Lotus Esprit Efsanesi Karbon ve 400 Beygirle Geri Döndü
İngiliz butik üretici Encor, yeni Series 1 coupé modelinin üzerindeki örtüyü kaldırdı. Otomobil, ilk nesil Lotus Esprit’i yeniden hayal ediyor ama bu kez çok daha keskin bir bakış açısıyla yaklaşıyor. Tarihi silüet korunurken, mühendislik cesurca yeni bir çağa adım atıyor. Sonuç, garajında nostaljik bir otomotiv sanat eserine yer açmak isteyen herkese açık bir davet gibi. Fiyatlar 430 bin sterlinden (yaklaşık 500 bin euro) başlıyor ve alıcıların ayrıca bir bağışçı otomobil getirmesi gerekiyor.
Series 1’in temeli, 1996 model Lotus Esprit V8’e dayanıyor; bu versiyon, modelin en yaygın hali olarak biliniyor. Şasiyi güçlendirmek için Encor, dönemin en atletik fabrika versiyonu olan Sport 350’den ilham almış. AP Racing frenler, elden geçirilmiş süspansiyon ve hafifletilmiş gövde, sportif niyetini gizlemeyen bir paket oluşturuyor.
Otomobilin kalbinde Lotus’un 3,5 litrelik V8 motoru yer alıyor. Encor, bu motoru yeni emme sistemleri, geliştirilmiş soğutma yönetimi, dövme pistonlar, güncellenmiş turbo besleme ve özel bir egzozla baştan aşağı elden geçirmiş. Güç 400 beygire, tork ise 478 newton metreye yükselmiş. Motor, Quaife beş ileri şanzıman, çift kavrama sistemi ve sınırlı kaydırmalı diferansiyelle eşleştirilmiş.
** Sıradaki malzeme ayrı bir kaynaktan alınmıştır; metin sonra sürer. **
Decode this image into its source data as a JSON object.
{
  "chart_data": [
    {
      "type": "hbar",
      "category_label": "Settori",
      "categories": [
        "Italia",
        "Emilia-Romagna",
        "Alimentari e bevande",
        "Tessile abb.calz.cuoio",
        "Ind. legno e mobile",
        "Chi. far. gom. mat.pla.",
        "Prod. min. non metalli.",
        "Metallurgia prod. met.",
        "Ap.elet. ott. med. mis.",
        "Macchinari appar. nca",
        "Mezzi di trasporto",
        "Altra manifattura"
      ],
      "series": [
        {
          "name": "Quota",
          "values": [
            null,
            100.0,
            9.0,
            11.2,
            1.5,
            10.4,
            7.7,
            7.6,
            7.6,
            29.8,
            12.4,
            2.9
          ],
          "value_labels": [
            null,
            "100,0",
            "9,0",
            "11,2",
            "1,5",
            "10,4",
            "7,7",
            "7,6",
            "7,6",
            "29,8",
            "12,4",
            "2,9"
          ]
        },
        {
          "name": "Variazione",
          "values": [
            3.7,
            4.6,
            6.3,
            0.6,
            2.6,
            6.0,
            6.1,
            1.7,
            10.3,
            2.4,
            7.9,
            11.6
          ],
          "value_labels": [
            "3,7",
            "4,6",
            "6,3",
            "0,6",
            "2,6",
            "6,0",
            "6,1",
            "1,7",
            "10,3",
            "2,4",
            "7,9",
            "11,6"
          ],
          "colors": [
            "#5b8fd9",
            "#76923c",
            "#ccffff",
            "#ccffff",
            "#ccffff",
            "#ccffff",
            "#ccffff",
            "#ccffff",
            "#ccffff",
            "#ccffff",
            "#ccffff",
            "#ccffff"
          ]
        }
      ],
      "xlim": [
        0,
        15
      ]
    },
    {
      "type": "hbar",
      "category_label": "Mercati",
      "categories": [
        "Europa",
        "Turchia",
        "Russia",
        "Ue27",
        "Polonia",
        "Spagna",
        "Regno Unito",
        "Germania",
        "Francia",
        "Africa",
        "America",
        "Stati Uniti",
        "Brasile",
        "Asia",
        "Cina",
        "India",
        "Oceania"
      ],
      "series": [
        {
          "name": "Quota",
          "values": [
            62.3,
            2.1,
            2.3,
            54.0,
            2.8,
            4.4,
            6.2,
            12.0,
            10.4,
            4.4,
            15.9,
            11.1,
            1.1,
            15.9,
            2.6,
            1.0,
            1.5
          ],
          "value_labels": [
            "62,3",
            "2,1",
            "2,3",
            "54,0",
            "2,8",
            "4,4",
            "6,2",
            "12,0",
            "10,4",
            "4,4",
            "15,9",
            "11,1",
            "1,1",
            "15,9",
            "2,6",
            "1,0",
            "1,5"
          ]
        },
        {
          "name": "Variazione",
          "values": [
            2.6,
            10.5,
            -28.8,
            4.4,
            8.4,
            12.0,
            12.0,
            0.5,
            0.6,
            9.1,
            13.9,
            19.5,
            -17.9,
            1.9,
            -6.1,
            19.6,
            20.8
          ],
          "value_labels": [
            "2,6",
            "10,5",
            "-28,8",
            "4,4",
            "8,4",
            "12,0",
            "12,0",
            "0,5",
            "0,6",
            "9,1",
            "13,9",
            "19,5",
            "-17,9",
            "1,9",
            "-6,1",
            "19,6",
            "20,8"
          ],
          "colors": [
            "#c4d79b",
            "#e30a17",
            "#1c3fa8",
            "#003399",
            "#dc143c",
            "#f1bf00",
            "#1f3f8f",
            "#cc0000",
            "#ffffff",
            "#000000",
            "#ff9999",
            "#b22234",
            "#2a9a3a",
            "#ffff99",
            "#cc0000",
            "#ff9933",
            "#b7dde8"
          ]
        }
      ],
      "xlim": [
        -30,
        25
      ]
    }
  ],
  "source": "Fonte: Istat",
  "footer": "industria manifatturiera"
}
Orijinal Esprit V8’in yumuşak hatları, 1975 modelin estetiğini anımsatan daha keskin, kama biçimli formlara bırakmış. Tüm paneller karbon fiberden üretilmiş ve bu sayede ağırlık yaklaşık 1,2 tona kadar düşürülmüş. Kağıt üzerinde bu, 0–100 km/s hızlanmasını dört saniyede ve azami hızı yaklaşık 280 km/s’ye çıkarıyor; bu da dönemin V8’inden bir tık daha hızlı.
Korumaya alınan farlar ise başlı başına bir hikaye anlatıyor. Onlar, spor otomobillerin kalemle ve mühendislik cesaretiyle şekillenen bilim kurgu kamalarına benzediği bir çağı hatırlatıyor. Artık modern LED ünitelerle aydınlatma sağlanıyor; klasik görünüm korunurken günümüz parlaklığı da sunuluyor.
İç mekanda Esprit’in tanıdık mimarisi korunmuş. Karbon fiber bolca kullanılmış, yeni döşemeler ise taklit etmek yerine nostaljiyi fısıldıyor. Dijital gösterge paneli, sürücünün önünde alüminyum bir çerçeveye yerleştirilmiş. Ortada ise büyük bir multimedya ekranı yer alıyor. Tüm bu unsurlar, geçmişe saygı duyan ve zamansız bir hikaye anlatan bir kabin yaratıyor.
Encor, sadece 50 adet üretmeyi planlıyor ve ilk teslimatlar 2026’da başlayacak. Bu tür projeler, klasik spor otomobillerin nasıl yeniden hayat bulduğunu gösteriyor. Rakipler de geleneksel tasarımı güncel teknolojiyle harmanlamanın yollarını arıyor. Encor ise daha radikal bir yol seçip küçük bir markanın cesaretini gösteren bir versiyon sunuyor. Restomod pazarı büyümeye devam ediyor ve her yeni yorum, nostaljik stil ile modern performans arasındaki sessiz yarışta kendine yer buluyor.
Series 1, bir efsanenin yeniden doğabileceğini gösteriyor ve bunu geçmişin ruhunu bile onaylatacak şekilde yapıyor.